Prohibido el Cante, 2000, video performance, 6:20 min
In her works, Pilar Albarracín undermines the anthropological roots of her Spanish identity and culture. Via humor and cynicism she criticizes and subverts prevalent hackneyed myths. The video performance Prohibido el Cante (‘Singing Prohibited’) alludes to various aspects of Spanish history and Andalusian culture to which the artist belongs. In a typical tavern, alongside a guitarist, the artist emerges as a flamenco singer, wearing a flamenco dress in camouflage colors, with coquettish earrings and heavy make-up. When she starts singing, desperate cries come out of her throat, like a wordless lamentation breaking out of the body and intensifying until it reaches a peak. At that moment the artist pulls out a knife, wounds her body, tears her heart out and throws it on the floor before the cheering audience. She is carried into the song, radicalizing the drama and constructing an erotic, sexual figure that moans in pain to the bitter end, where she gives her heart and sacrifices herself.

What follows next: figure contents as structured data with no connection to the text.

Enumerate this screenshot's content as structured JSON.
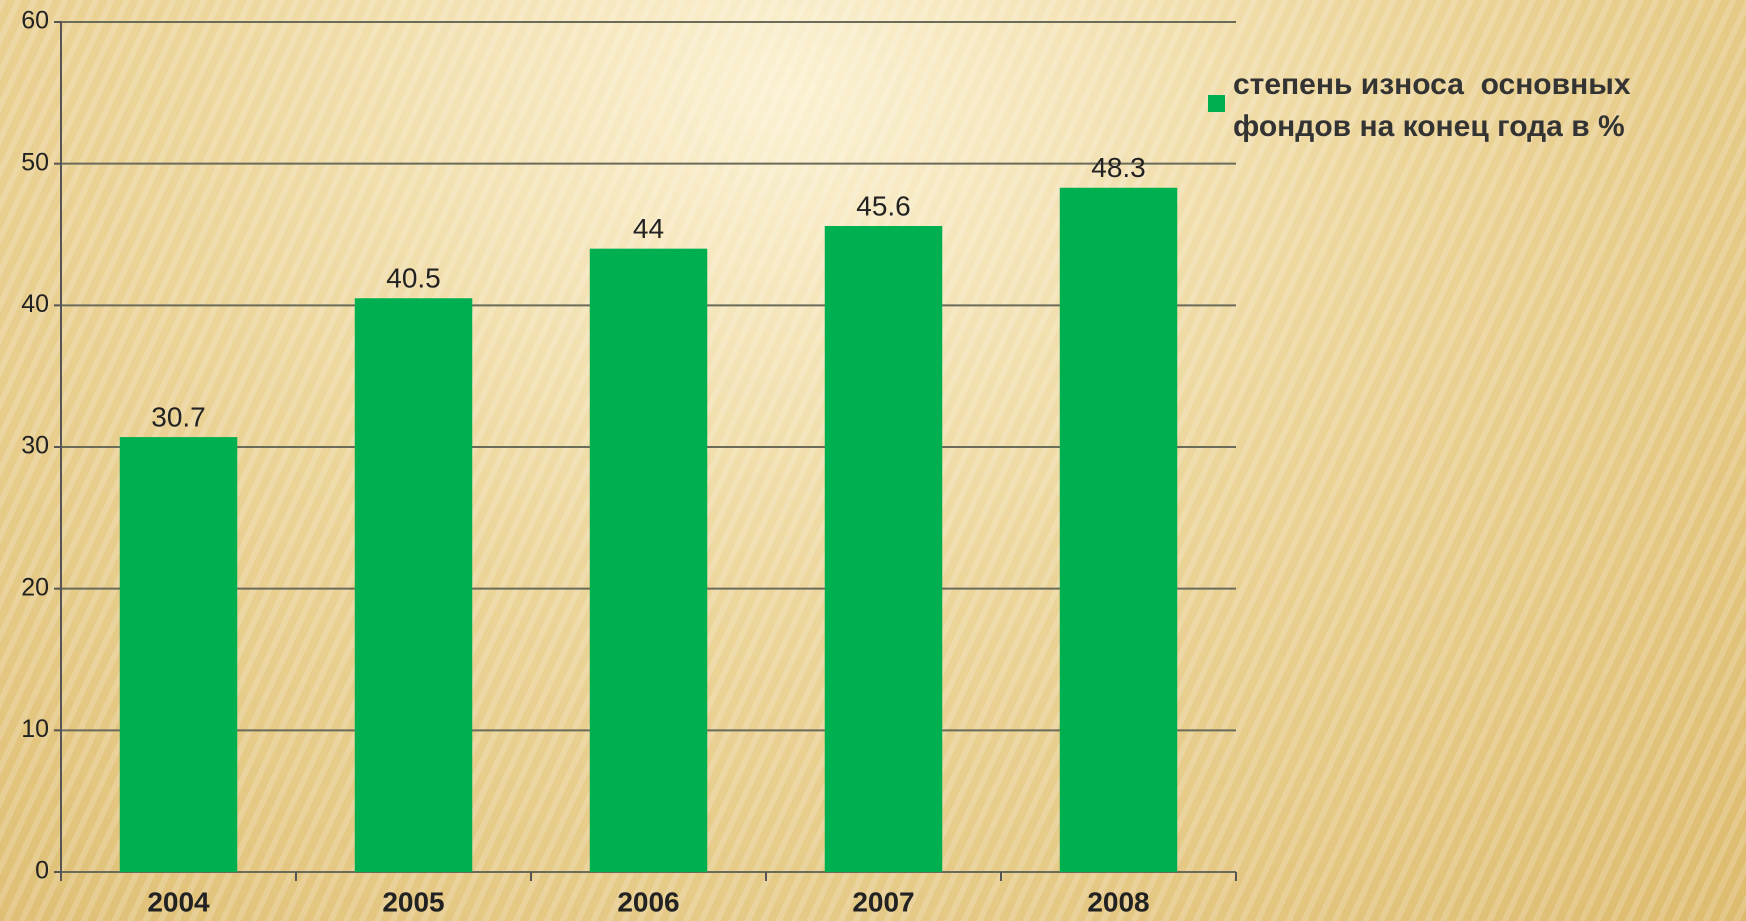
{
  "chart_data": {
    "type": "bar",
    "categories": [
      "2004",
      "2005",
      "2006",
      "2007",
      "2008"
    ],
    "series": [
      {
        "name": "степень износа  основных фондов на конец года в %",
        "color": "#00b050",
        "values": [
          30.7,
          40.5,
          44,
          45.6,
          48.3
        ]
      }
    ],
    "ylim": [
      0,
      60
    ],
    "yticks": [
      0,
      10,
      20,
      30,
      40,
      50,
      60
    ],
    "grid": true,
    "legend": "right"
  }
}
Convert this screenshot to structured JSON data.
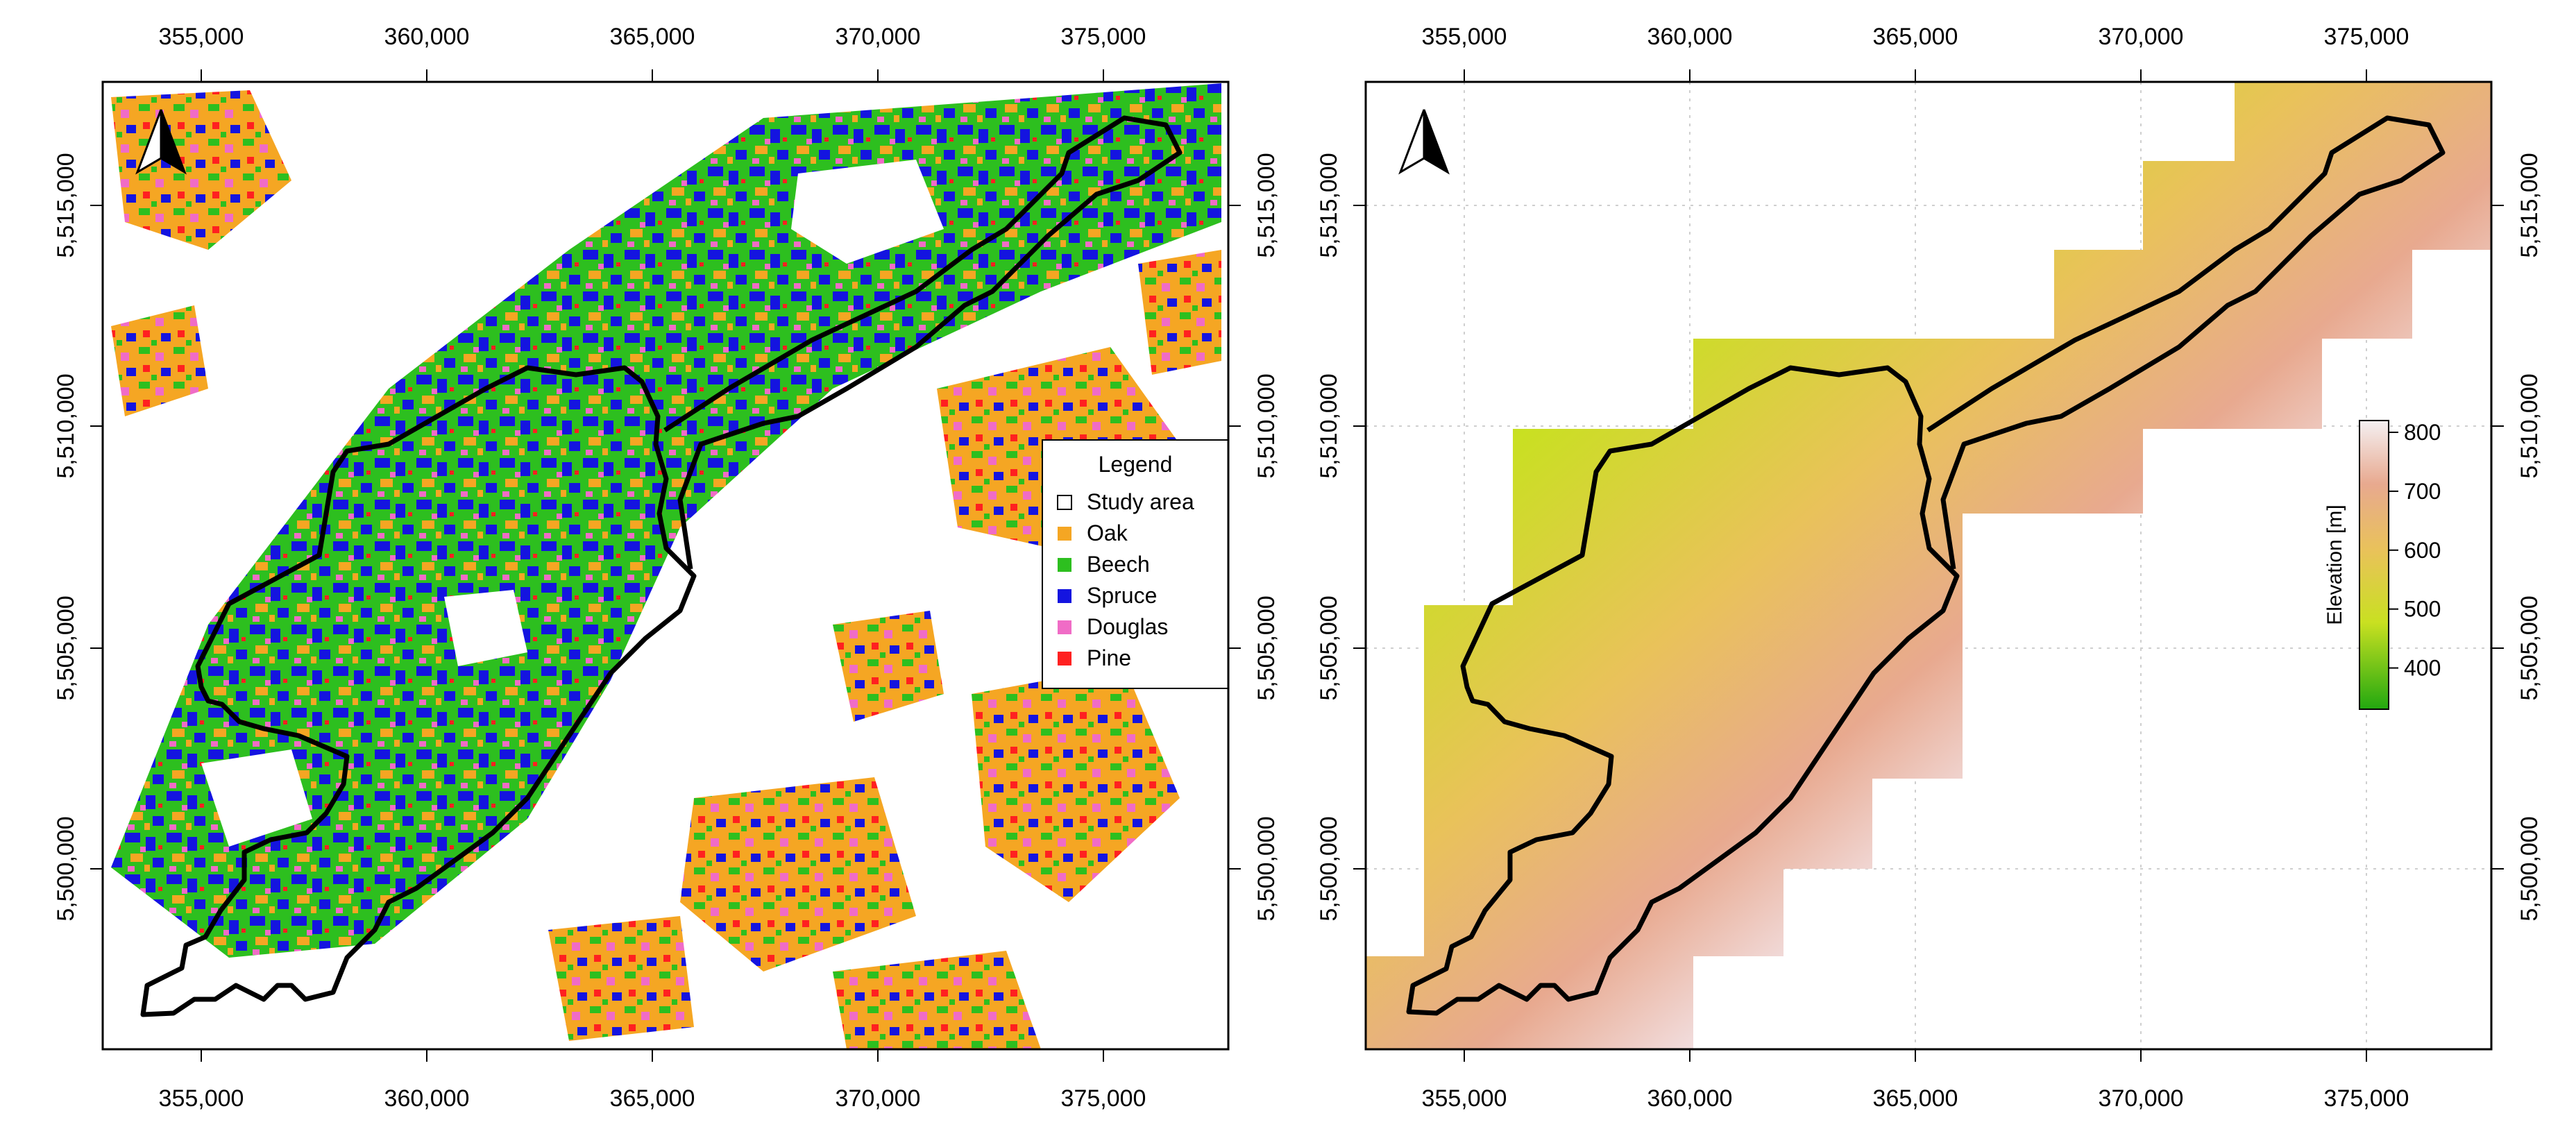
{
  "figure": {
    "panels": [
      {
        "id": "species",
        "x_ticks": [
          "355,000",
          "360,000",
          "365,000",
          "370,000",
          "375,000"
        ],
        "y_ticks": [
          "5,500,000",
          "5,505,000",
          "5,510,000",
          "5,515,000"
        ],
        "legend": {
          "title": "Legend",
          "items": [
            {
              "label": "Study area",
              "color": "#ffffff"
            },
            {
              "label": "Oak",
              "color": "#f5a623"
            },
            {
              "label": "Beech",
              "color": "#2dbf1f"
            },
            {
              "label": "Spruce",
              "color": "#1414e0"
            },
            {
              "label": "Douglas",
              "color": "#f06cc6"
            },
            {
              "label": "Pine",
              "color": "#ff2020"
            }
          ]
        }
      },
      {
        "id": "elevation",
        "x_ticks": [
          "355,000",
          "360,000",
          "365,000",
          "370,000",
          "375,000"
        ],
        "y_ticks": [
          "5,500,000",
          "5,505,000",
          "5,510,000",
          "5,515,000"
        ],
        "colorbar": {
          "label": "Elevation [m]",
          "ticks": [
            "400",
            "500",
            "600",
            "700",
            "800"
          ],
          "min": 330,
          "max": 820,
          "colors": [
            "#22a810",
            "#c9e021",
            "#e9c25a",
            "#e8a98f",
            "#f4f0f2"
          ]
        }
      }
    ]
  }
}
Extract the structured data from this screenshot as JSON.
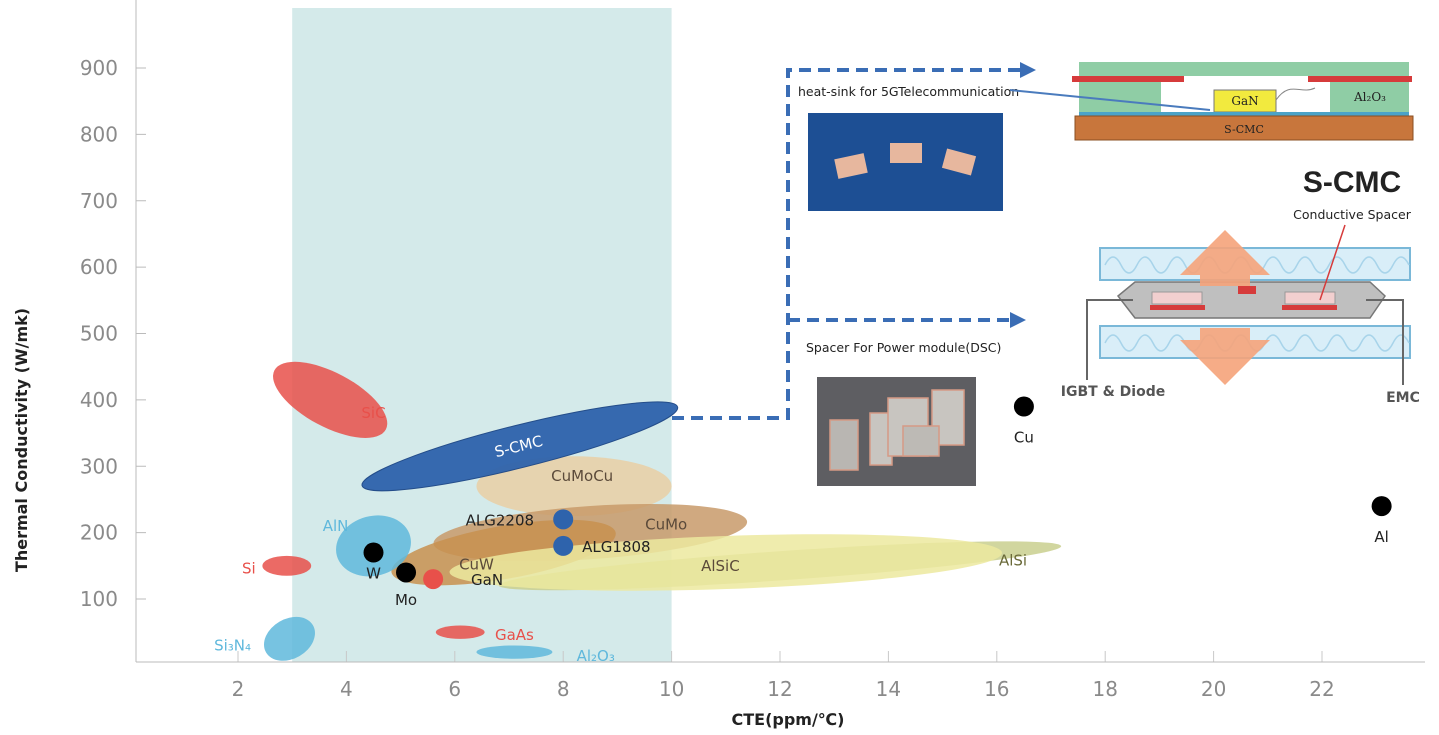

Pulling out the heart – the most protected, internal, intimate organ – is akin to the eradication of emotion. Albarracín is determined to fight the roots of her pain to the point of self-sacrifice. The military dress with the camouflage print likewise illustrates the spirit of struggle and rebellion emerging from tradition, but the sacrifice and struggle can also be read as defiance and ridicule of flamenco culture, and as criticism of its extroverted, stormy nature and demanding claims. One may say that the ecstasy and exaggeration have ultimately led to the violent act and the body’s mutilation, but at the same time also brought about the therapeutic liberation and redeeming catharsis.
The tavern wall bears the inscription “Singing prohibited” from which the work takes its title. The prohibition refers to the era of Franco’s dictatorship over Spain from 1939 until his death in 1975. Franco strove for a unified, strong Spain; he objected to cultural diversity between communities and forcefully repressed distinguishing cultural peculiarities, such as language, customs, and any other element deviating from the Spanish hegemony. Thus he also censored and restricted the flamenco culture originating in Andalusia, in an attempt to minimize its eruptive nature and render it a banal, national folklorist art, and to prevent overly-merry gatherings, such as in taverns.